HISTORY AND GEOGRAPHY
Nagaland, the 16th State of the Indian Union, was established on 1st December 1963. It is bounded by Myanmar on the East, Arunachal on the North, Assam on the West and Manipur on the South. It lies between the parallels of 98 degree and 96 degree East Longitude and 26.6 degree and 27.4 degree latitude North of the Equator.
The State of Nagaland has an area of 16.579 sq. km with a population of 19,88,636 as per the 2001 census. The State is mostly mountainous except those areas bordering Assam valley. Mount Saramati is the highest peak in Nagaland with a height of 3,840 metres and its range forms a natural barrier between Nagaland and Myanmar.
The Naga people belong to the Indo-Mongoloid group of people living in the contiguous areas of the North Eastern hills of India and the upper portion of Western Myanmar. The major recognized tribes of Nagaland are Angami, Ao, Chakhesang, Chang, Khiamnungan, Kuki, Konyak, Lotha, Phom, Pochury, Rengma, Sengtam, Sumi, Yimchungru and Zeliang. The Naga languages differ from tribe to tribe and sometimes even from one village to another. They are however, under the Tibeto-Burma family.
In the 12th and 13th Centuries, gradual contacts with the Ahoms of present day Assam was established but this did not have any significant impact on the traditional Naga way of life. However, in the19th Century the British appeared on the scene and ultimately the area was brought under the British Administration. After Independence this territory was made a centrally administered area in 1957 administered by the Governor of Assam. It was known as the Naga Hills Tuensang Area. This failed to quell popular aspirations and unrest began. Hence, in 1961, this was renamed as Nagaland and given the status of State of the Indian Union, which was formally inaugurated on 1 December 1963.

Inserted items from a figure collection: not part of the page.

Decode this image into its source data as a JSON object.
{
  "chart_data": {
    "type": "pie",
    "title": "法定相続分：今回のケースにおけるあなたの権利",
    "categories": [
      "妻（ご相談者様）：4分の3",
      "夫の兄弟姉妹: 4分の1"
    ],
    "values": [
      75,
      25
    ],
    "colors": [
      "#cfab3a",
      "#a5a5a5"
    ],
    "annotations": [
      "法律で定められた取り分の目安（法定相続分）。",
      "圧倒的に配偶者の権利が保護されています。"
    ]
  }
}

Nagaland is basically a land of agriculture. About 70 percent of the population depends on agriculture. The contribution of agricultural sector in the state is very significant. Rice is the staple food. It occupies about 70 percent of the total area under cultivation and constitutes about 75 percent of the total food production in the state.

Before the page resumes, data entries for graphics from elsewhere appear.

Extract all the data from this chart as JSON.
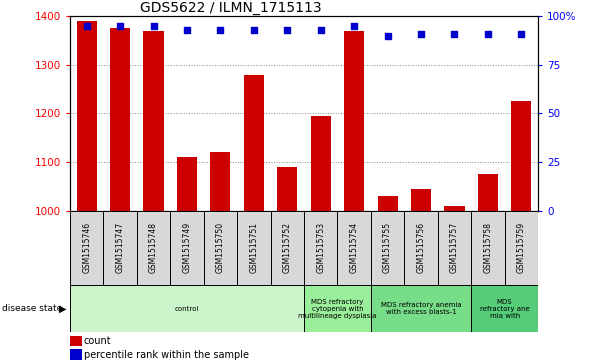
{
  "title": "GDS5622 / ILMN_1715113",
  "samples": [
    "GSM1515746",
    "GSM1515747",
    "GSM1515748",
    "GSM1515749",
    "GSM1515750",
    "GSM1515751",
    "GSM1515752",
    "GSM1515753",
    "GSM1515754",
    "GSM1515755",
    "GSM1515756",
    "GSM1515757",
    "GSM1515758",
    "GSM1515759"
  ],
  "counts": [
    1390,
    1375,
    1370,
    1110,
    1120,
    1280,
    1090,
    1195,
    1370,
    1030,
    1045,
    1010,
    1075,
    1225
  ],
  "percentile_values": [
    95,
    95,
    95,
    93,
    93,
    93,
    93,
    93,
    95,
    90,
    91,
    91,
    91,
    91
  ],
  "ylim_left": [
    1000,
    1400
  ],
  "ylim_right": [
    0,
    100
  ],
  "yticks_left": [
    1000,
    1100,
    1200,
    1300,
    1400
  ],
  "yticks_right": [
    0,
    25,
    50,
    75,
    100
  ],
  "bar_color": "#cc0000",
  "dot_color": "#0000cc",
  "sample_box_color": "#d8d8d8",
  "disease_groups": [
    {
      "label": "control",
      "start": 0,
      "end": 7,
      "color": "#d8f8d8"
    },
    {
      "label": "MDS refractory\ncytopenia with\nmultilineage dysplasia",
      "start": 7,
      "end": 9,
      "color": "#aaeebb"
    },
    {
      "label": "MDS refractory anemia\nwith excess blasts-1",
      "start": 9,
      "end": 12,
      "color": "#88dd99"
    },
    {
      "label": "MDS\nrefractory ane\nmia with",
      "start": 12,
      "end": 14,
      "color": "#66cc88"
    }
  ],
  "legend_items": [
    {
      "color": "#cc0000",
      "label": "count"
    },
    {
      "color": "#0000cc",
      "label": "percentile rank within the sample"
    }
  ]
}
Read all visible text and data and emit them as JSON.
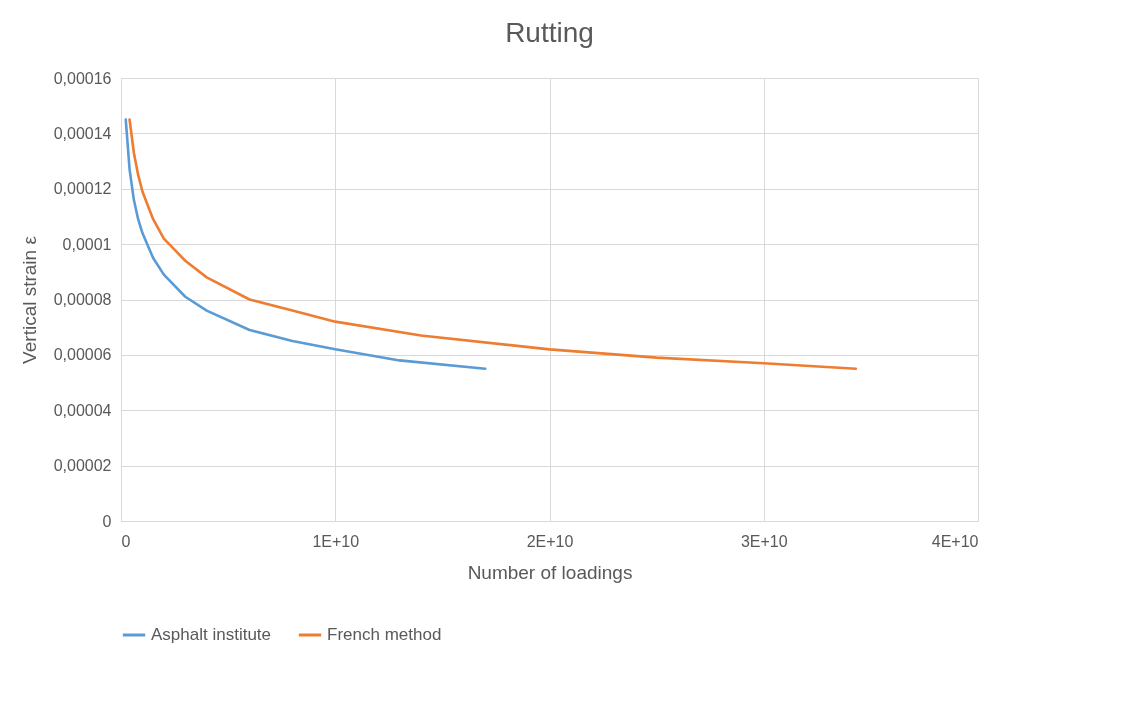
{
  "chart_data": {
    "type": "line",
    "title": "Rutting",
    "xlabel": "Number of loadings",
    "ylabel": "Vertical strain ε",
    "xlim": [
      0,
      40000000000
    ],
    "ylim": [
      0,
      0.00016
    ],
    "xticks": [
      0,
      {
        "value": 10000000000,
        "label": "1E+10"
      },
      {
        "value": 20000000000,
        "label": "2E+10"
      },
      {
        "value": 30000000000,
        "label": "3E+10"
      },
      {
        "value": 40000000000,
        "label": "4E+10"
      }
    ],
    "yticks": [
      0,
      {
        "value": 2e-05,
        "label": "0,00002"
      },
      {
        "value": 4e-05,
        "label": "0,00004"
      },
      {
        "value": 6e-05,
        "label": "0,00006"
      },
      {
        "value": 8e-05,
        "label": "0,00008"
      },
      {
        "value": 0.0001,
        "label": "0,0001"
      },
      {
        "value": 0.00012,
        "label": "0,00012"
      },
      {
        "value": 0.00014,
        "label": "0,00014"
      },
      {
        "value": 0.00016,
        "label": "0,00016"
      }
    ],
    "grid": true,
    "legend": "bottom",
    "marker": "none",
    "line_style": "solid",
    "series": [
      {
        "name": "Asphalt institute",
        "color": "#5b9bd5",
        "x": [
          222000000,
          400000000,
          600000000,
          800000000,
          1000000000,
          1500000000,
          2000000000,
          3000000000,
          4000000000,
          6000000000,
          8000000000,
          10000000000,
          13000000000,
          17000000000
        ],
        "values": [
          0.000145,
          0.000127,
          0.000116,
          0.000109,
          0.000104,
          9.5e-05,
          8.9e-05,
          8.1e-05,
          7.6e-05,
          6.9e-05,
          6.5e-05,
          6.2e-05,
          5.8e-05,
          5.5e-05
        ]
      },
      {
        "name": "French method",
        "color": "#ed7d31",
        "x": [
          400000000,
          600000000,
          800000000,
          1000000000,
          1500000000,
          2000000000,
          3000000000,
          4000000000,
          6000000000,
          8000000000,
          10000000000,
          14000000000,
          20000000000,
          25000000000,
          30000000000,
          34300000000
        ],
        "values": [
          0.000145,
          0.000133,
          0.000125,
          0.000119,
          0.000109,
          0.000102,
          9.4e-05,
          8.8e-05,
          8e-05,
          7.6e-05,
          7.2e-05,
          6.7e-05,
          6.2e-05,
          5.9e-05,
          5.7e-05,
          5.5e-05
        ]
      }
    ]
  }
}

The major land use pattern is slash and burn cultivation locally known as Jhum. Area under Jhum cultivation is about 1,01,400 hectare and under terraced cultivation. The total food production during the year was 3,86,300 MT.
Out of the total land area of 16,57,587 hectares, forest area occupy approximately 8,35,436. There are wild life sanctuaries and national park, viz, Intanki and Puliebadze in Kohima district, Fakim in Tuensang and Rangapahar in Dimapur.
There is no major or medium irrigation project so far constructed in the state. The irrigation works are mostly meant to divert small hill streamlets to irrigate valleys used for rice cultivation. The total area under irrigation covers 93,231.43 hectares.
Roads : The total length of roads in Nagaland is 9,860 km which includes national highway, state highways, district and village roads. 996 villages have been linked by roads.
Railways / Aviation : Dimapur is the only place in the state from where air and train services are available. This is tri-weekly Indian Airlines service connecting Dimapur with Kolkata.